This post is a continuation to my previous post on changes to the Information Architecture in recent times with the advances in Big Data management.
This post discusses the 2 common approaches to implementing Big Data in organizations which accommodate Big Data in existing Information Management framework. The two approaches are Knowledge pooling and Knowledge stripping. There are pros and cons to both approaches which needs to be determined based on the companies information needs and the risk they are willing to take.
Knowledge Stripping
This is a more conservative approach for getting quick return on the business investments. This is also the approach that companies take who are not convinced with the arguments on the value of Big Data until they see the returns. The approach suggests identifying data sources for the specific business problems being addressed and then loading them into the discovery sandbox where more analysis and manipulation can be performed.
Knowledge Pooling
This is a more radical approach to integrating Big Data to the existing IM framework. This approach is sometimes referred as “Built it and they will come”, since you build the hadoop cluster and populate it with all the data that you have. Most of the business problems can be addressed by the cluster as the data needed might already be there. The rest of the tasks of analyzing the data, building a model of some type and then deploying the knowledge to inbound channels as appropriate are pretty much the same as the Knowledge Stripping method, but there are some differences in subsequent deployment steps.
Though the data has been deployed in different technologies ( Hadoop) we need to consider the pool of data to be part of the Foundation Layer of the DW, since logically they complement the strong typed data with the weakly typed data.
This is followed by adding any new data that was used by the analysis either to the relation store if the data is strongly typed or to the Hadoop cluster if the data is weakly typed.

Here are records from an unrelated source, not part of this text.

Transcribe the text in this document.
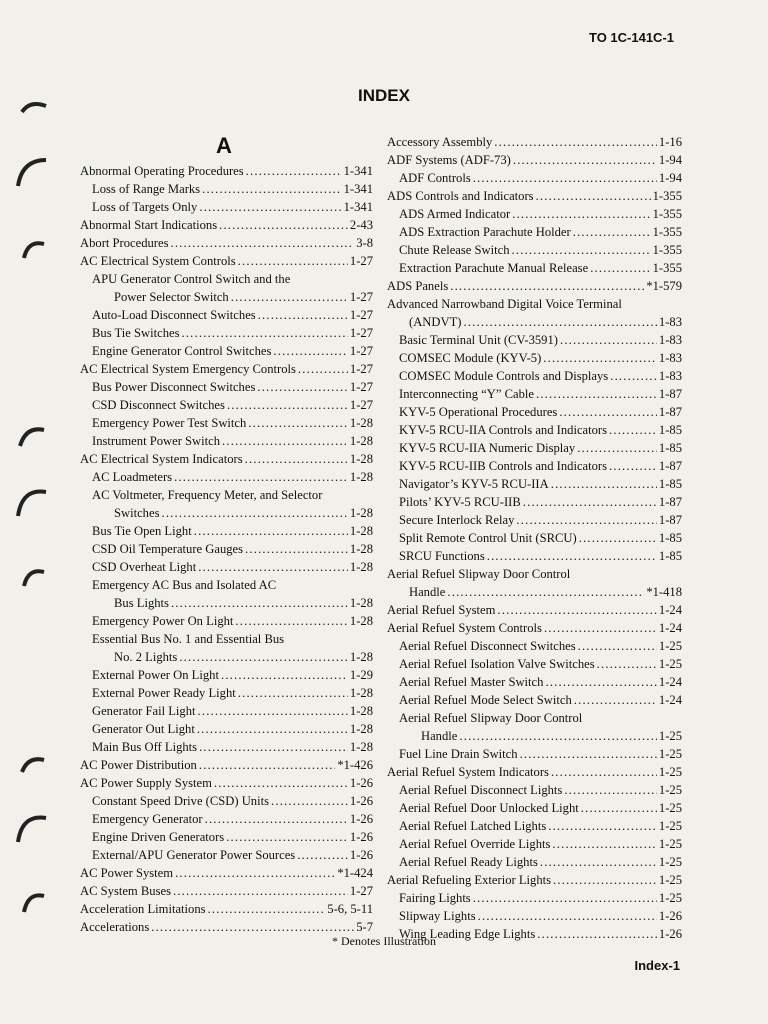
TO 1C-141C-1
INDEX
A
Abnormal Operating Procedures .....	1-341
Loss of Range Marks .....	1-341
Loss of Targets Only .....	1-341
Abnormal Start Indications .....	2-43
Abort Procedures .....	3-8
AC Electrical System Controls .....	1-27
APU Generator Control Switch and the
Power Selector Switch .....	1-27
Auto-Load Disconnect Switches .....	1-27
Bus Tie Switches .....	1-27
Engine Generator Control Switches .....	1-27
AC Electrical System Emergency Controls .....	1-27
Bus Power Disconnect Switches .....	1-27
CSD Disconnect Switches .....	1-27
Emergency Power Test Switch .....	1-28
Instrument Power Switch .....	1-28
AC Electrical System Indicators .....	1-28
AC Loadmeters .....	1-28
AC Voltmeter, Frequency Meter, and Selector
Switches .....	1-28
Bus Tie Open Light .....	1-28
CSD Oil Temperature Gauges .....	1-28
CSD Overheat Light .....	1-28
Emergency AC Bus and Isolated AC
Bus Lights .....	1-28
Emergency Power On Light .....	1-28
Essential Bus No. 1 and Essential Bus
No. 2 Lights .....	1-28
External Power On Light .....	1-29
External Power Ready Light .....	1-28
Generator Fail Light .....	1-28
Generator Out Light .....	1-28
Main Bus Off Lights .....	1-28
AC Power Distribution .....	*1-426
AC Power Supply System .....	1-26
Constant Speed Drive (CSD) Units .....	1-26
Emergency Generator .....	1-26
Engine Driven Generators .....	1-26
External/APU Generator Power Sources .....	1-26
AC Power System .....	*1-424
AC System Buses .....	1-27
Acceleration Limitations .....	5-6, 5-11
Accelerations .....	5-7
Accessory Assembly .....	1-16
ADF Systems (ADF-73) .....	1-94
ADF Controls .....	1-94
ADS Controls and Indicators .....	1-355
ADS Armed Indicator .....	1-355
ADS Extraction Parachute Holder .....	1-355
Chute Release Switch .....	1-355
Extraction Parachute Manual Release .....	1-355
ADS Panels .....	*1-579
Advanced Narrowband Digital Voice Terminal
(ANDVT) .....	1-83
Basic Terminal Unit (CV-3591) .....	1-83
COMSEC Module (KYV-5) .....	1-83
COMSEC Module Controls and Displays .....	1-83
Interconnecting “Y” Cable .....	1-87
KYV-5 Operational Procedures .....	1-87
KYV-5 RCU-IIA Controls and Indicators .....	1-85
KYV-5 RCU-IIA Numeric Display .....	1-85
KYV-5 RCU-IIB Controls and Indicators .....	1-87
Navigator’s KYV-5 RCU-IIA .....	1-85
Pilots’ KYV-5 RCU-IIB .....	1-87
Secure Interlock Relay .....	1-87
Split Remote Control Unit (SRCU) .....	1-85
SRCU Functions .....	1-85
Aerial Refuel Slipway Door Control
Handle .....	*1-418
Aerial Refuel System .....	1-24
Aerial Refuel System Controls .....	1-24
Aerial Refuel Disconnect Switches .....	1-25
Aerial Refuel Isolation Valve Switches .....	1-25
Aerial Refuel Master Switch .....	1-24
Aerial Refuel Mode Select Switch .....	1-24
Aerial Refuel Slipway Door Control
Handle .....	1-25
Fuel Line Drain Switch .....	1-25
Aerial Refuel System Indicators .....	1-25
Aerial Refuel Disconnect Lights .....	1-25
Aerial Refuel Door Unlocked Light .....	1-25
Aerial Refuel Latched Lights .....	1-25
Aerial Refuel Override Lights .....	1-25
Aerial Refuel Ready Lights .....	1-25
Aerial Refueling Exterior Lights .....	1-25
Fairing Lights .....	1-25
Slipway Lights .....	1-26
Wing Leading Edge Lights .....	1-26
* Denotes Illustration
Index-1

The data then is optimized for production environment and feed to the Warehouse through standard ETL. And Finally the data becomes a part of the Access and Performance Layer which can be used for reporting as usual.
Conclusions
The new reference architecture for Information Management is a very good reference for future Warehouse implementations and Big Data needs, as it truly defines the evolution of DW systems and provides a way to avoid failures in DW and BigData implementations.